What is evolutionary computation and how does it work?
Evolutionary computation is a family of algorithms for global optimization inspired by biological evolution, and a subfield of computational intelligence and soft computing. It works by generating an initial set of candidate solutions, then iteratively updating that population through selection, mutation, and recombination until the solutions improve in fitness.
Who invented evolutionary computation and when did it start?
Evolutionary computation as a field began in earnest in the 1950s and 1960s through several independent efforts. Alan Turing proposed a method of genetic search as early as 1948, though his paper went unpublished until 1968. Lawrence J. Fogel initiated Evolutionary Programming in the United States in 1962, Ingo Rechenberg and Hans-Paul Schwefel introduced evolution strategies in Germany in 1964, and John Henry Holland introduced genetic algorithms in the 1960s at the University of Michigan.
What is the difference between evolutionary programming, evolution strategies, and genetic algorithms?
The three approaches differ in the method of selection, the permitted mutations, and the representation of genetic data. Evolutionary programming used finite state machines and focused on prediction problems; evolution strategies applied random mutations to parameter vectors and were first used to solve fluid dynamics problems; genetic algorithms represented solutions as bit strings and tracked large populations of competing organisms rather than single candidates.
What is genetic programming and how does it differ from other evolutionary computation methods?

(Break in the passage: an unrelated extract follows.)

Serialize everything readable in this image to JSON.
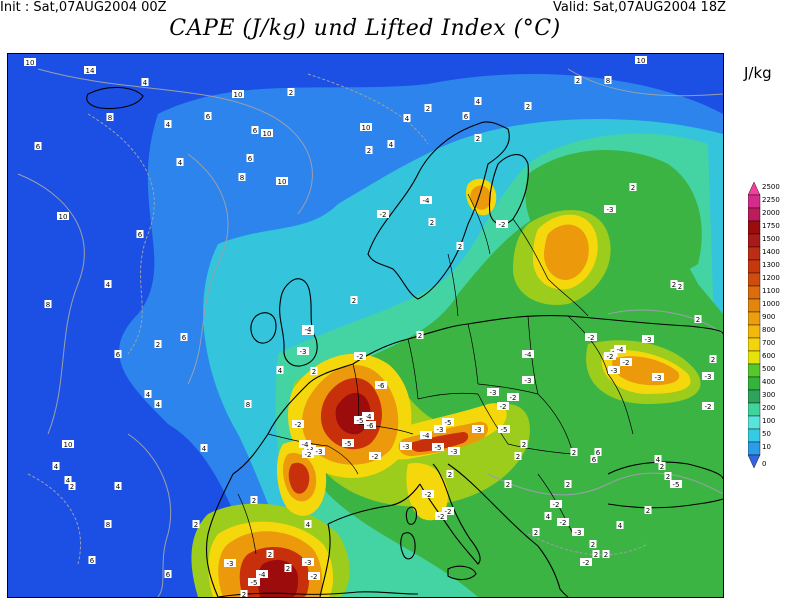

Genetic programming, advocated by John Koza among others, evolves actual programs rather than parameter vectors or state machines. Koza used Lisp S-expressions, which can be represented as trees of sub-expressions, allowing subtrees from two parent programs to be swapped to produce offspring. It emerged in the early 1990s as the fourth major branch of evolutionary computation.
Who were the earliest pioneers in evolutionary computation before the main branches formed?
Nils Aall Barricelli conducted the earliest computational simulations of evolution using evolutionary algorithms and artificial life techniques in 1953, with first results published in 1954. Alex Fraser was another pioneer in the 1950s who published a series of papers on simulation of artificial selection.
When was the term evolutionary computing coined and what does it encompass?
The term "evolutionary computing" was coined in 1991 to denote a field spanning all four major paradigms: evolutionary programming, evolution strategies, genetic algorithms, and genetic programming. By the 1990s the distinctions between the historic branches had begun to blur, making a unifying term appropriate.